1. A supposition in many discussions about agents is that they have sameness across time and are thus worthy of identity that asserts that sameness. But if an agent changes its model or its training data or its policies, what is really the "same" about it from Time1 to Time2, such that it is worthy of having an identity that connects its existence at those two points? The only sameness in such a model might be the controller's access point, or possibly the agent's stored data used for RAG, or possibly the OAuth tokens it uses to authenticate to external systems. I'm worried that this issue is handwaved past by the designers of A2A and MCP, and represents a fundamental trust gap that can never be filled unless/until we figure out how to associate sameness with an agent in a reliable way. (This may be partly what PEG is alluding to with "stateless pattern matchers... just temporary statistical biases from context", or maybe that's a whole nuther point...)
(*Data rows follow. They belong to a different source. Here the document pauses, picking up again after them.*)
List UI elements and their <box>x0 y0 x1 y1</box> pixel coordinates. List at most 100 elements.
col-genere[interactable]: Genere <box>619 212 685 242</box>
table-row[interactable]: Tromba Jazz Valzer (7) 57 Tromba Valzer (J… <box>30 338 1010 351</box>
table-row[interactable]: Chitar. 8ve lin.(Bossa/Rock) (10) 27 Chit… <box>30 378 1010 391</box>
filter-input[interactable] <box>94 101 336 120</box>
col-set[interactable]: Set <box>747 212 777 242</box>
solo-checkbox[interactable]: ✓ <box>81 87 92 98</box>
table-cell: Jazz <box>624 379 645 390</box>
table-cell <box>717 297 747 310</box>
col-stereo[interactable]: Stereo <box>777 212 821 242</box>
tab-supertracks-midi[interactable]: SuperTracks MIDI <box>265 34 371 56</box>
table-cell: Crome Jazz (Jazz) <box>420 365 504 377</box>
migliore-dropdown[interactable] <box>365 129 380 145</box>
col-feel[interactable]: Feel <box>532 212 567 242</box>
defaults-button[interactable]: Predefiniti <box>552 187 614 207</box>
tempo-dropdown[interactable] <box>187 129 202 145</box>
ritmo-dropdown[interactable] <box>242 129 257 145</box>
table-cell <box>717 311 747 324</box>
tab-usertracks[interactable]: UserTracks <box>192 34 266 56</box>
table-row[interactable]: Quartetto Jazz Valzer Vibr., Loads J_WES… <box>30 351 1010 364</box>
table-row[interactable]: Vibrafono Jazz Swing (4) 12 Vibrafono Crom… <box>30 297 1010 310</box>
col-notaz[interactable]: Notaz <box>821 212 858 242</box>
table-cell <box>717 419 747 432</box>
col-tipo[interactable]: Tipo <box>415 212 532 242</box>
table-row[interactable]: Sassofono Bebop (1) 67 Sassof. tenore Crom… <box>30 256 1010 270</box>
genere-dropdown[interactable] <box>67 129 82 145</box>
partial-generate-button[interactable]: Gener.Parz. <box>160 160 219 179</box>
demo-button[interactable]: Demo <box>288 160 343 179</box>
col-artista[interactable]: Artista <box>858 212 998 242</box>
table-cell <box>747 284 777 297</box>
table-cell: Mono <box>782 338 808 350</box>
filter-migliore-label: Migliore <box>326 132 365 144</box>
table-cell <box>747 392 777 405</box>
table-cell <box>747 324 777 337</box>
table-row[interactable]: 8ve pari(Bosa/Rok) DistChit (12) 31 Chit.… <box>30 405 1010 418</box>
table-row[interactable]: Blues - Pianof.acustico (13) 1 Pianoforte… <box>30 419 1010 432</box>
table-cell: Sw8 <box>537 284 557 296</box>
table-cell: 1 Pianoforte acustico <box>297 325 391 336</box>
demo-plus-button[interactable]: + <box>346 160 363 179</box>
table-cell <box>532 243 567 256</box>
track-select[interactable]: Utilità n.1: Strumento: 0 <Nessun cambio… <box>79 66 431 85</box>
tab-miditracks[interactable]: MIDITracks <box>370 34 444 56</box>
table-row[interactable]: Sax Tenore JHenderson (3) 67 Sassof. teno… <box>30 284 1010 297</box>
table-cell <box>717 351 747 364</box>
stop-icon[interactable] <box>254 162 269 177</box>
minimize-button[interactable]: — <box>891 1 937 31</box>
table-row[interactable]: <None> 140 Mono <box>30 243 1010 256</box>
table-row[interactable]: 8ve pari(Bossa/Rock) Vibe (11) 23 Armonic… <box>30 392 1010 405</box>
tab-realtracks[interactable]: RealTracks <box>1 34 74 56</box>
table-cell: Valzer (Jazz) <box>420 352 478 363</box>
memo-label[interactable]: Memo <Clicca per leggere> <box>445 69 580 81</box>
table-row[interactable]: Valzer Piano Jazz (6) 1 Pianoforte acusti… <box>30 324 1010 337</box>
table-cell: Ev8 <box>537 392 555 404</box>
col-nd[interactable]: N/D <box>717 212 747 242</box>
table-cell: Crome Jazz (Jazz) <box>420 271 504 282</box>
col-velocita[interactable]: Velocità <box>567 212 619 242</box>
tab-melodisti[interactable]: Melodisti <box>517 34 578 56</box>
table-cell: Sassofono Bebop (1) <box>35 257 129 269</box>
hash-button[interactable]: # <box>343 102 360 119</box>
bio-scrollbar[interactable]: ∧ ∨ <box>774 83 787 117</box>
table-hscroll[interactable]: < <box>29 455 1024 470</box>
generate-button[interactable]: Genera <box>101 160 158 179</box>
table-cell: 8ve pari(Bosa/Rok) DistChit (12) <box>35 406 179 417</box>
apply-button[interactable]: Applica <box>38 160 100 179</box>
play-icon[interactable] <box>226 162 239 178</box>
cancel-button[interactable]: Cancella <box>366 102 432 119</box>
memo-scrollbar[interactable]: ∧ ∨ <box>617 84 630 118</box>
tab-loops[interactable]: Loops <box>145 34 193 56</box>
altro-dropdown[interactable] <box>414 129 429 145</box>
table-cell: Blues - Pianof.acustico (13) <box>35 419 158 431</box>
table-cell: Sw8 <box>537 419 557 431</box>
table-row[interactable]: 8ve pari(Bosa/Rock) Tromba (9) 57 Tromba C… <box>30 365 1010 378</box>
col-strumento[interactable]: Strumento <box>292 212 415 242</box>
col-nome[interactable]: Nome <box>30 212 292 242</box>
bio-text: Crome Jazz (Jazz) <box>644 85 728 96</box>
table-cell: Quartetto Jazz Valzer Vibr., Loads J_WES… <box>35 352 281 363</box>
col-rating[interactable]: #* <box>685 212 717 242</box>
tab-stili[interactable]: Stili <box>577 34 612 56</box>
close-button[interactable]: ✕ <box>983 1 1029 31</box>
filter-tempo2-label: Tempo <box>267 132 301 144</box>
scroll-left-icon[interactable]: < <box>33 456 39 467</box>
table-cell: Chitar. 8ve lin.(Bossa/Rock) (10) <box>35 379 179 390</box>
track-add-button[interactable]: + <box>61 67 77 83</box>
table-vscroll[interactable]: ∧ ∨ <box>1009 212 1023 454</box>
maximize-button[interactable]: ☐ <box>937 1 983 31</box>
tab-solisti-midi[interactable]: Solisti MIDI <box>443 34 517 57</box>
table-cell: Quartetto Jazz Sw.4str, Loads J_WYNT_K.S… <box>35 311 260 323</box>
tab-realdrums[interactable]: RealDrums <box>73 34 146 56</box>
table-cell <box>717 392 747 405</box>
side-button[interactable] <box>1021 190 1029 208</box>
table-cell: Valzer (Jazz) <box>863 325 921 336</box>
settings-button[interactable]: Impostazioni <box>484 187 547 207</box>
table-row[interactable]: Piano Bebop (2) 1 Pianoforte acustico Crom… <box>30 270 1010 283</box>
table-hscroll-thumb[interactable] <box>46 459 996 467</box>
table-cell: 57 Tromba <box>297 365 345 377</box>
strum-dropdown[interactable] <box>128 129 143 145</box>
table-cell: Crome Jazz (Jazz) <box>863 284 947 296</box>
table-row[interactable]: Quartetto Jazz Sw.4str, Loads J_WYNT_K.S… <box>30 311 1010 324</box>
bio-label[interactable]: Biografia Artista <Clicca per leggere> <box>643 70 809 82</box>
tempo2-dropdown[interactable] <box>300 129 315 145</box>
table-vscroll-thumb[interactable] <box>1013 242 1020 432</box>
2. I think the entire digital landscape, but ESPECIALLY agent land, is desperately in need of a concept that I call an "intent boundary", which I have written about here: https://dhh1128.github.io/papers/intent-boundaries.html
3. I 100% agree that the constraints you want to place on agents are mandatory, and I think there should be many more. I did some work on constrained delegation a couple years ago, and it is now becoming relevant to stuff I'm working on in verifiable voice (telco). It could also be applied to agents. See https://github.com/provenant-dev/public-schema/blob/main/gcd/index.md (this doc is KERI-oriented, but same principles could be applied more widely). Implicit in this is that KERI delegation is 2-way (has builtin mechanisms for the delegator holding the delegate accountable and transparent), whereas normal delegation is 1-way (transfer authority and then have no ability to monitor, revoke, prevent its redelegation, etc.).